The expansive Eastern Qing Tombs, known locally as Qing Dong Ling, are part of the Imperial Tombs of the Ming and Qing Dynasties UNESCO World Heritage Site. The last imperial dynasty of China, the Qing Dynasty ruled from 1644 and 1911, during which time China’s borders expanded to their greatest capacity, encompassing modern-day Mongolia, Xinjiang, Tibet, Korea, Burma, Taiwan, and Vietnam. Surrounded by mountains, the Eastern Qing tomb complex stretches across 80 square kilometers, and serves as the final resting place of some of China’s best known emperors. Altogether, five emperors, 15 empresses, 136 imperial concubines, three princes, and two princesses of the Qing dynasty are buried in the tomb complex.
Fengshui of the Afterlife
Chinese rulers attached great importance to their mausoleums, which reflected a belief in an afterlife while also affirming their authority. They feature richly decorated stone statues, carvings, and tiles with dragon motifs while incorporating traditional Chinese geomancy and fengshui theory, or Chinese hierarchical rules, to commemorate spirits of the dead. The Eastern Qing Tombs are a unique testimony to the development of the Qing Dynasty’s funerary architecture, as well as to the architectural traditions of the last feudal dynasty in China.
Emperors Xiao Ling and Kangxi
At the center of the Eastern Qing tomb complex lies the tomb of Xiao Ling (r. 1638-1661), the first tomb to be constructed and one which exerted much influence over the tombs to follow. The Tomb of Xiao Ling is the most elaborate at the tomb complex, and set forth a basic layout of three sections: spirit way, palaces, and offering kitchens. The Jingling Tomb of Emperor Kangxi (r. 1661-1722), widely regarded as the greatest emperor of the Qing Dynasty, also lies amongst the Eastern Qing Tombs, though modest in comparisons to the Tomb of Xiao Ling.

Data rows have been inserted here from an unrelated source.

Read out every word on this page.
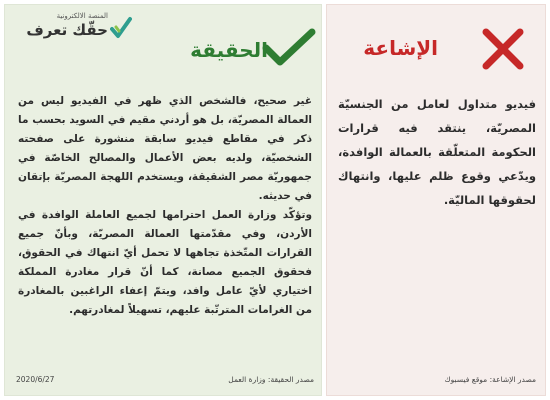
المنصة الالكترونية
حقّك تعرف
الحقيقة

غير صحيح، فالشخص الذي ظهر في الفيديو ليس من العمالة المصريّة، بل هو أردني مقيم في السويد بحسب ما ذكر في مقاطع فيديو سابقة منشورة على صفحته الشخصيّة، ولديه بعض الأعمال والمصالح الخاصّة في جمهوريّة مصر الشقيقة، ويستخدم اللهجة المصريّة بإتقان في حديثه.

وتؤكّد وزارة العمل احترامها لجميع العاملة الوافدة في الأردن، وفي مقدّمتها العمالة المصريّة، وبأنّ جميع القرارات المتّخذة تجاهها لا تحمل أيّ انتهاك في الحقوق، فحقوق الجميع مصانة، كما أنّ قرار مغادرة المملكة اختياري لأيّ عامل وافد، ويتمّ إعفاء الراغبين بالمغادرة من الغرامات المترتّبة عليهم، تسهيلاً لمغادرتهم.

مصدر الحقيقة: وزارة العمل
2020/6/27
الإشاعة
فيديو متداول لعامل من الجنسيّة المصريّة، ينتقد فيه قرارات الحكومة المتعلّقة بالعمالة الوافدة، ويدّعي وقوع ظلم عليها، وانتهاك لحقوقها الماليّة.
مصدر الإشاعة: موقع فيسبوك
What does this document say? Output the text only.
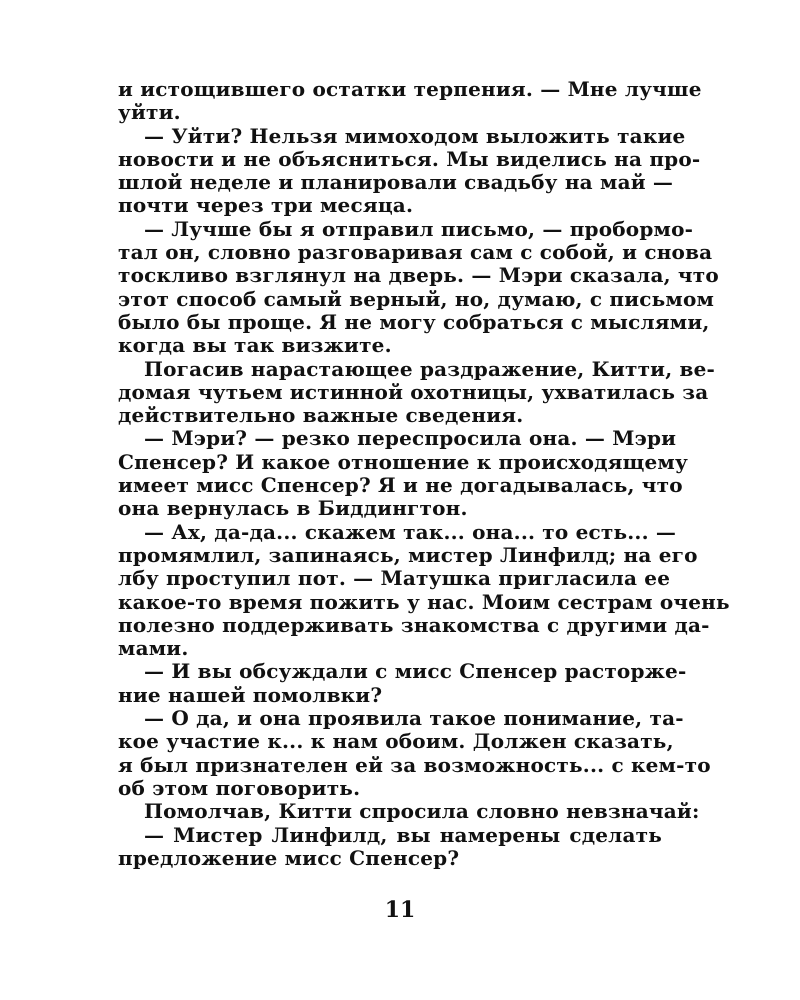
и истощившего остатки терпения. — Мне лучше
уйти.
— Уйти? Нельзя мимоходом выложить такие
новости и не объясниться. Мы виделись на про-
шлой неделе и планировали свадьбу на май —
почти через три месяца.
— Лучше бы я отправил письмо, — пробормо-
тал он, словно разговаривая сам с собой, и снова
тоскливо взглянул на дверь. — Мэри сказала, что
этот способ самый верный, но, думаю, с письмом
было бы проще. Я не могу собраться с мыслями,
когда вы так визжите.
Погасив нарастающее раздражение, Китти, ве-
домая чутьем истинной охотницы, ухватилась за
действительно важные сведения.
— Мэри? — резко переспросила она. — Мэри
Спенсер? И какое отношение к происходящему
имеет мисс Спенсер? Я и не догадывалась, что
она вернулась в Биддингтон.
— Ах, да-да... скажем так... она... то есть... —
промямлил, запинаясь, мистер Линфилд; на его
лбу проступил пот. — Матушка пригласила ее
какое-то время пожить у нас. Моим сестрам очень
полезно поддерживать знакомства с другими да-
мами.
— И вы обсуждали с мисс Спенсер расторже-
ние нашей помолвки?
— О да, и она проявила такое понимание, та-
кое участие к... к нам обоим. Должен сказать,
я был признателен ей за возможность... с кем-то
об этом поговорить.
Помолчав, Китти спросила словно невзначай:
— Мистер Линфилд, вы намерены сделать
предложение мисс Спенсер?
11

In November 2012, the Scottish Ten team digitally documented the Eastern Qing Tombs in collaboration with the State Administration of Cultural Heritage (SACH), the Chinese Academy of Cultural Heritage (CACH) and the Cultural Relics Department at the Eastern Qing Tombs. The international capture team of Historic Scotland, the Digital Design Studio at The Glasgow School of Art, and CyArk utilized terrestrial laser scanners as well as a mobile mapping system from Topcon to document the site over the course of 4 weeks.